一般的に遅めのテンポというのはクレンペラーのように構築性を押し出すためや、クナパーツブッシュのように音楽にうねりをもたらして巨大化を図るために採用されたりするのですが、ホーレンシュタインの遅さはそのようなものとは全く異なります。
彼は、やや遅めのテンポを設定することで、柔らかく自然な流れをつくり出すことを目的としているのです。

それはドヴォルザークの「新世界より」ではもっとも顕著なのですが、ブラームスの第1番もフィナーレに向かって実に柔らかで自然でふくよかな雰囲気を醸し出しています。
もちろん、ワーグナーの一連の音楽でも同様で、とりわけ「ジークフリート牧歌」の優雅さは特筆ものでしょう。

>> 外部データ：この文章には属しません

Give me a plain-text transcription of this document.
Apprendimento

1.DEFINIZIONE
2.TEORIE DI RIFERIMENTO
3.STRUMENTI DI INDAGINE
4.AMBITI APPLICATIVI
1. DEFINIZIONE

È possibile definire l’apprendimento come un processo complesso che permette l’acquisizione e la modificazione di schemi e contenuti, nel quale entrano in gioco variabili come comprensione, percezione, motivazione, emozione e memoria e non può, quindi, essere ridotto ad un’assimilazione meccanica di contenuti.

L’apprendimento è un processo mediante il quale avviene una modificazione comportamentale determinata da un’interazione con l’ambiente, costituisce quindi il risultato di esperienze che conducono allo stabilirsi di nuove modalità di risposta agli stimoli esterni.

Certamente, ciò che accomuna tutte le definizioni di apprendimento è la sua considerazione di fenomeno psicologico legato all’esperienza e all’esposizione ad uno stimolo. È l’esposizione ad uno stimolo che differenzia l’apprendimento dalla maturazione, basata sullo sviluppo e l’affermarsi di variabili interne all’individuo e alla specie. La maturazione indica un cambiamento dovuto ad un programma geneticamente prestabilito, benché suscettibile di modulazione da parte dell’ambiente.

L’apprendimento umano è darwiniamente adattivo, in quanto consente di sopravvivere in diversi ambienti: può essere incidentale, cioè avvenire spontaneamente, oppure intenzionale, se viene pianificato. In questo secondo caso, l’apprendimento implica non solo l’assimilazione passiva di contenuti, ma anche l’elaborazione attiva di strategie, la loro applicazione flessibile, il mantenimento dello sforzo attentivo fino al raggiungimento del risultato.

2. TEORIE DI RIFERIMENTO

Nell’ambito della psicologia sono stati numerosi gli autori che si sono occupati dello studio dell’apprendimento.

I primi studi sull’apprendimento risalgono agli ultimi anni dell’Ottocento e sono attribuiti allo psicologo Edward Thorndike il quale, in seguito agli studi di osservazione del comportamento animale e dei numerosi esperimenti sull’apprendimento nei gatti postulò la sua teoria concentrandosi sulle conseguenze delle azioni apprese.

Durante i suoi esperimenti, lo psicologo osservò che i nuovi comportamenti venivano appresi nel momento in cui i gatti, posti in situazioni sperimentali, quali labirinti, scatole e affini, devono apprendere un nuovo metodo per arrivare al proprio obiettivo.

そして、もう一つ注目したいのは、彼が紡ぎ出すオーケストラの音色の温かさです。おそらくは、各楽器のブレンドの仕方がこの上もなく絶妙で、やや厚めの低声部の響きを土台としてこの上もなく暖色系の美しい響きをつくり出します。そして、そう言う音色の魅力は50年代のウィーン・プロ・ムジカ管弦楽団(実態はウィーン響)で顕著だったのですが、それがロイヤル・フィルやロンドン響のようなイギリスのオケ、そして良く指揮台に立ったフランス国立放送管弦楽団のようなフランスのオケになっても本質的には変わらないのです。
ですから、この響きはまさにホーレンシュタイン独自のものだと言えます。

そう言えば、チェリビダッケなんかも晩年は妥協することなく彼独自の響きを求めたものですが、それと同じようなことを客演指揮で実現してしまうと言うのは驚くべきコントロール能力です。もっとも、チェリビダッケもまた客演指揮であっても鬼のようなリハーサルでどんなオケでも自ら望む響きに買えていましたが、ホーレンシュタインにはその様な強引さは見あたらないところが凄いです。

さらに、驚くべきはそう言う美しく自然に音楽が流れる中で、ここぞという場面では一気に迫力を持って畳み込んでくるのです。それは、50年代の録音ではいささか物足りなさを感じる部分であったのですが、60年代のReader's Digestでの録音ではその殻を打ち破っています。
そして、それは褒めすぎかもしれませんが、どこか彼の師であるフルトヴェングラーを思い出させる瞬間があります。

だから、実にもって不思議なのです。
これだけの能力を持った指揮者がどうしてマイナーな小道を歩み続けたのか?

おそらくは、まわりに見る目がなかったのではなくて、それが彼にとってもっとも心地よく音楽と向き合える環境だったのでしょう。